Saturday, April 2, 2011

Homeopathy: Boy, It Makes the Pharma Boys Quake.

Imagine, just imagine, that we had a process whereby we could take a single bottle of aspirin and use it to treat every single person on the planet.  Where we could orally vaccinate an entire third world country for a tenth of the cost.  Where families that could not afford medications for their dying children could receive medications for free.  Not donated by a charity, for free because the cost of producing the medication is so low that it can be given away by other families for free.  Wouldn't that be a good thing? 

Not if you want to make money, it wouldn't.  Hence the amazing resistance to homeopathy, and the perpetual attacks upon it.  If homeopathy replaced pharmaceuticals in even a small area, the billions saved would make the whole world sit up and take notice.  We'd have a roll-back to patients preparing their own remedies, a drop-off in surgeries and office visits, and a significant decrease in the total dollars spent on health care.  Most importantly, we'd finally see the huge hole in the logic that the "cure" for anything is a pharmaceutical.  Pharmaceuticals primarily manage, they rarely cure. 

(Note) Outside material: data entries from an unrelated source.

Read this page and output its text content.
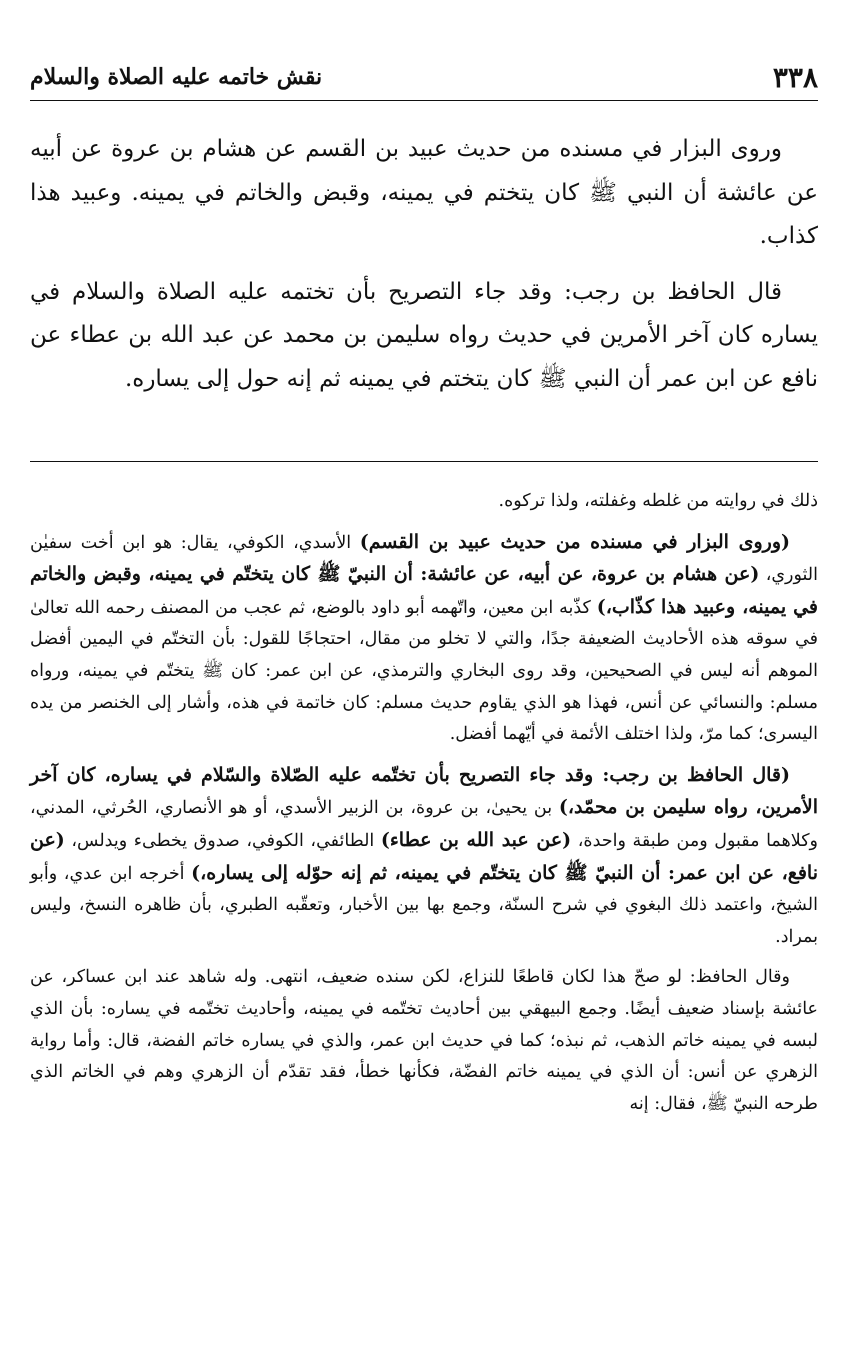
٣٣٨
نقش خاتمه عليه الصلاة والسلام

وروى البزار في مسنده من حديث عبيد بن القسم عن هشام بن عروة عن أبيه عن عائشة أن النبي ﷺ كان يتختم في يمينه، وقبض والخاتم في يمينه. وعبيد هذا كذاب.

قال الحافظ بن رجب: وقد جاء التصريح بأن تختمه عليه الصلاة والسلام في يساره كان آخر الأمرين في حديث رواه سليمن بن محمد عن عبد الله بن عطاء عن نافع عن ابن عمر أن النبي ﷺ كان يتختم في يمينه ثم إنه حول إلى يساره.

ذلك في روايته من غلطه وغفلته، ولذا تركوه.

(وروى البزار في مسنده من حديث عبيد بن القسم) الأسدي، الكوفي، يقال: هو ابن أخت سفيٰن الثوري، (عن هشام بن عروة، عن أبيه، عن عائشة: أن النبيّ ﷺ كان يتختّم في يمينه، وقبض والخاتم في يمينه، وعبيد هذا كذّاب،) كذّبه ابن معين، واتّهمه أبو داود بالوضع، ثم عجب من المصنف رحمه الله تعالىٰ في سوقه هذه الأحاديث الضعيفة جدًا، والتي لا تخلو من مقال، احتجاجًا للقول: بأن التختّم في اليمين أفضل الموهم أنه ليس في الصحيحين، وقد روى البخاري والترمذي، عن ابن عمر: كان ﷺ يتختّم في يمينه، ورواه مسلم: والنسائي عن أنس، فهذا هو الذي يقاوم حديث مسلم: كان خاتمة في هذه، وأشار إلى الخنصر من يده اليسرى؛ كما مرّ، ولذا اختلف الأئمة في أيّهما أفضل.

(قال الحافظ بن رجب: وقد جاء التصريح بأن تختّمه عليه الصّلاة والسّلام في يساره، كان آخر الأمرين، رواه سليمن بن محمّد،) بن يحيىٰ، بن عروة، بن الزبير الأسدي، أو هو الأنصاري، الحُرثي، المدني، وكلاهما مقبول ومن طبقة واحدة، (عن عبد الله بن عطاء) الطائفي، الكوفي، صدوق يخطىء ويدلس، (عن نافع، عن ابن عمر: أن النبيّ ﷺ كان يتختّم في يمينه، ثم إنه حوّله إلى يساره،) أخرجه ابن عدي، وأبو الشيخ، واعتمد ذلك البغوي في شرح السنّة، وجمع بها بين الأخبار، وتعقّبه الطبري، بأن ظاهره النسخ، وليس بمراد.

وقال الحافظ: لو صحّ هذا لكان قاطعًا للنزاع، لكن سنده ضعيف، انتهى. وله شاهد عند ابن عساكر، عن عائشة بإسناد ضعيف أيضًا. وجمع البيهقي بين أحاديث تختّمه في يمينه، وأحاديث تختّمه في يساره: بأن الذي لبسه في يمينه خاتم الذهب، ثم نبذه؛ كما في حديث ابن عمر، والذي في يساره خاتم الفضة، قال: وأما رواية الزهري عن أنس: أن الذي في يمينه خاتم الفضّة، فكأنها خطأ، فقد تقدّم أن الزهري وهم في الخاتم الذي طرحه النبيّ ﷺ، فقال: إنه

 I got to read another salvo from Dr. Steven Novella recently.  He's upset because Dr. Oz has a TV show and he doesn't.  So he attacks Dr. Oz's credibility and insults his wife.  It's sort of disturbing, but since Dr. Novella works for Yale as a professional skeptic/neurologist I suppose we should assume he's well balanced. 

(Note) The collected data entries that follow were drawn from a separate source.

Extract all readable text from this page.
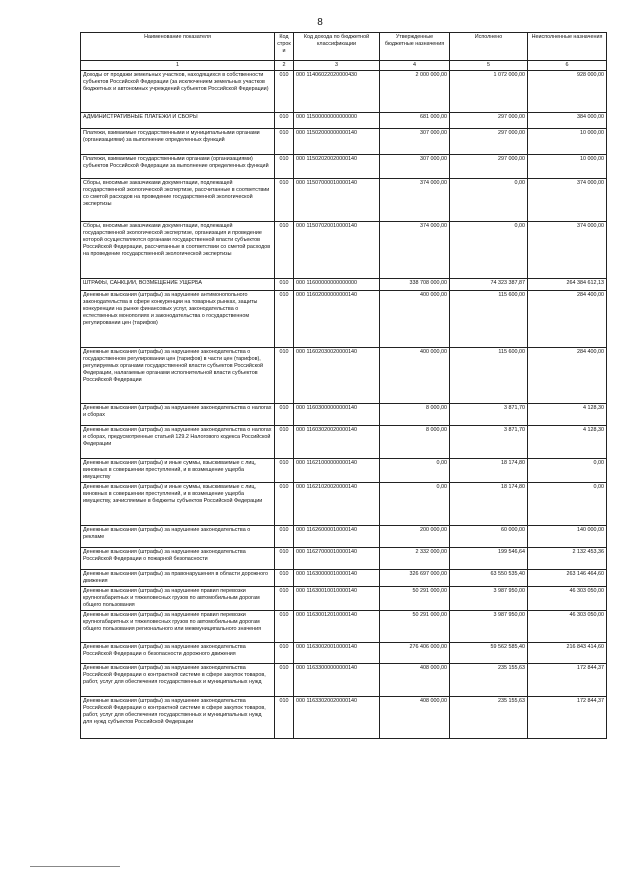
8
Наименование показателя	Код строк и	Код дохода по бюджетной классификации	Утвержденные бюджетные назначения	Исполнено	Неисполненные назначения
1	2	3	4	5	6
Доходы от продажи земельных участков, находящихся в собственности субъектов Российской Федерации (за исключением земельных участков бюджетных и автономных учреждений субъектов Российской Федерации)	010	000 11406022020000430	2 000 000,00	1 072 000,00	928 000,00
АДМИНИСТРАТИВНЫЕ ПЛАТЕЖИ И СБОРЫ	010	000 11500000000000000	681 000,00	297 000,00	384 000,00
Платежи, взимаемые государственными и муниципальными органами (организациями) за выполнение определенных функций	010	000 11502000000000140	307 000,00	297 000,00	10 000,00
Платежи, взимаемые государственными органами (организациями) субъектов Российской Федерации за выполнение определенных функций	010	000 11502020020000140	307 000,00	297 000,00	10 000,00
Сборы, вносимые заказчиками документации, подлежащей государственной экологической экспертизе, рассчитанные в соответствии со сметой расходов на проведение государственной экологической экспертизы	010	000 11507000010000140	374 000,00	0,00	374 000,00
Сборы, вносимые заказчиками документации, подлежащей государственной экологической экспертизе, организация и проведение которой осуществляются органами государственной власти субъектов Российской Федерации, рассчитанные в соответствии со сметой расходов на проведение государственной экологической экспертизы	010	000 11507020010000140	374 000,00	0,00	374 000,00
ШТРАФЫ, САНКЦИИ, ВОЗМЕЩЕНИЕ УЩЕРБА	010	000 11600000000000000	338 708 000,00	74 323 387,87	264 384 612,13
Денежные взыскания (штрафы) за нарушение антимонопольного законодательства в сфере конкуренции на товарных рынках, защиты конкуренции на рынке финансовых услуг, законодательства о естественных монополиях и законодательства о государственном регулировании цен (тарифов)	010	000 11602000000000140	400 000,00	115 600,00	284 400,00
Денежные взыскания (штрафы) за нарушение законодательства о государственном регулировании цен (тарифов) в части цен (тарифов), регулируемых органами государственной власти субъектов Российской Федерации, налагаемые органами исполнительной власти субъектов Российской Федерации	010	000 11602030020000140	400 000,00	115 600,00	284 400,00
Денежные взыскания (штрафы) за нарушение законодательства о налогах и сборах	010	000 11603000000000140	8 000,00	3 871,70	4 128,30
Денежные взыскания (штрафы) за нарушение законодательства о налогах и сборах, предусмотренные статьей 129.2 Налогового кодекса Российской Федерации	010	000 11603020020000140	8 000,00	3 871,70	4 128,30
Денежные взыскания (штрафы) и иные суммы, взыскиваемые с лиц, виновных в совершении преступлений, и в возмещение ущерба имуществу	010	000 11621000000000140	0,00	18 174,80	0,00
Денежные взыскания (штрафы) и иные суммы, взыскиваемые с лиц, виновных в совершении преступлений, и в возмещение ущерба имуществу, зачисляемые в бюджеты субъектов Российской Федерации	010	000 11621020020000140	0,00	18 174,80	0,00
Денежные взыскания (штрафы) за нарушение законодательства о рекламе	010	000 11626000010000140	200 000,00	60 000,00	140 000,00
Денежные взыскания (штрафы) за нарушение законодательства Российской Федерации о пожарной безопасности	010	000 11627000010000140	2 332 000,00	199 546,64	2 132 453,36
Денежные взыскания (штрафы) за правонарушения в области дорожного движения	010	000 11630000010000140	326 697 000,00	63 550 535,40	263 146 464,60
Денежные взыскания (штрафы) за нарушение правил перевозки крупногабаритных и тяжеловесных грузов по автомобильным дорогам общего пользования	010	000 11630010010000140	50 291 000,00	3 987 950,00	46 303 050,00
Денежные взыскания (штрафы) за нарушение правил перевозки крупногабаритных и тяжеловесных грузов по автомобильным дорогам общего пользования регионального или межмуниципального значения	010	000 11630012010000140	50 291 000,00	3 987 950,00	46 303 050,00
Денежные взыскания (штрафы) за нарушение законодательства Российской Федерации о безопасности дорожного движения	010	000 11630020010000140	276 406 000,00	59 562 585,40	216 843 414,60
Денежные взыскания (штрафы) за нарушение законодательства Российской Федерации о контрактной системе в сфере закупок товаров, работ, услуг для обеспечения государственных и муниципальных нужд	010	000 11633000000000140	408 000,00	235 155,63	172 844,37
Денежные взыскания (штрафы) за нарушение законодательства Российской Федерации о контрактной системе в сфере закупок товаров, работ, услуг для обеспечения государственных и муниципальных нужд для нужд субъектов Российской Федерации	010	000 11633020020000140	408 000,00	235 155,63	172 844,37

So here's a nice video of that supposed quack Dr. Oz washing up for surgery.  Compare him to his critic lower down. 

I do wonder what Dr. Novella will do with the upcoming radio show for Dana Ullman, author of the Homeopathic Revolution.  I imagine a bit of frothing at the mouth, following by some eye twitching.  All in a day's work for a professional skeptic.  I can only imagine that they must run shrieking from the aisles of supplements filling every supermarket, hunkering down in the canned goods aisles and filling their baskets with conservative choices like Spam and Twinkies.  At the checkout line they have to avert their eyes from every magazine, all trumpeting alternative treatments.  It's a lonely life, somewhat of a hermetic existance, and the nightly flagellation in penance for enjoying aromatherapy candles or a nice long bath has to get a bit wearing. 

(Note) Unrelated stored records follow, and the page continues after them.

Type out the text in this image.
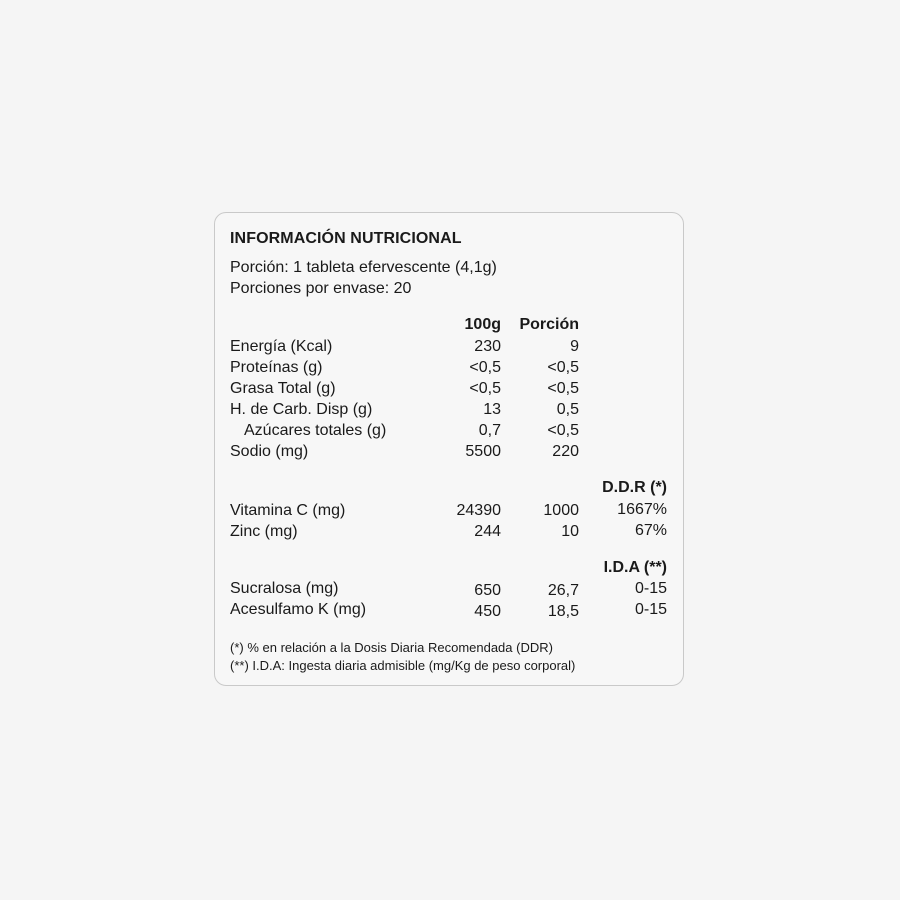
INFORMACIÓN NUTRICIONAL
Porción: 1 tableta efervescente (4,1g)
Porciones por envase: 20
100g Porción
Energía (Kcal)	230	9
Proteínas (g)	<0,5	<0,5
Grasa Total (g)	<0,5	<0,5
H. de Carb. Disp (g)	13	0,5
Azúcares totales (g)	0,7	<0,5
Sodio (mg)	5500	220
D.D.R (*)
Vitamina C (mg)	24390	1000 1667%
Zinc (mg)	244	10	67%
I.D.A (**)
Sucralosa (mg)	650	26,7	0-15
Acesulfamo K (mg)	450	18,5	0-15
(*) % en relación a la Dosis Diaria Recomendada (DDR)
(**) I.D.A: Ingesta diaria admisible (mg/Kg de peso corporal)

That most skeptics are men is telling.  They also must be clueless men, because in all likelihood their spouses are merrily buying all the soaps and supplements they desire.  So these men, unable to bring their version of truth into the home,  seek solace with other men online.  What they are really saying is the world isn't going my way and I don't like it.  It is fortunate that the women of the world are running things, because for these guys anything beyond the stone scapel and a rock to bite on is too newfangled to be trusted.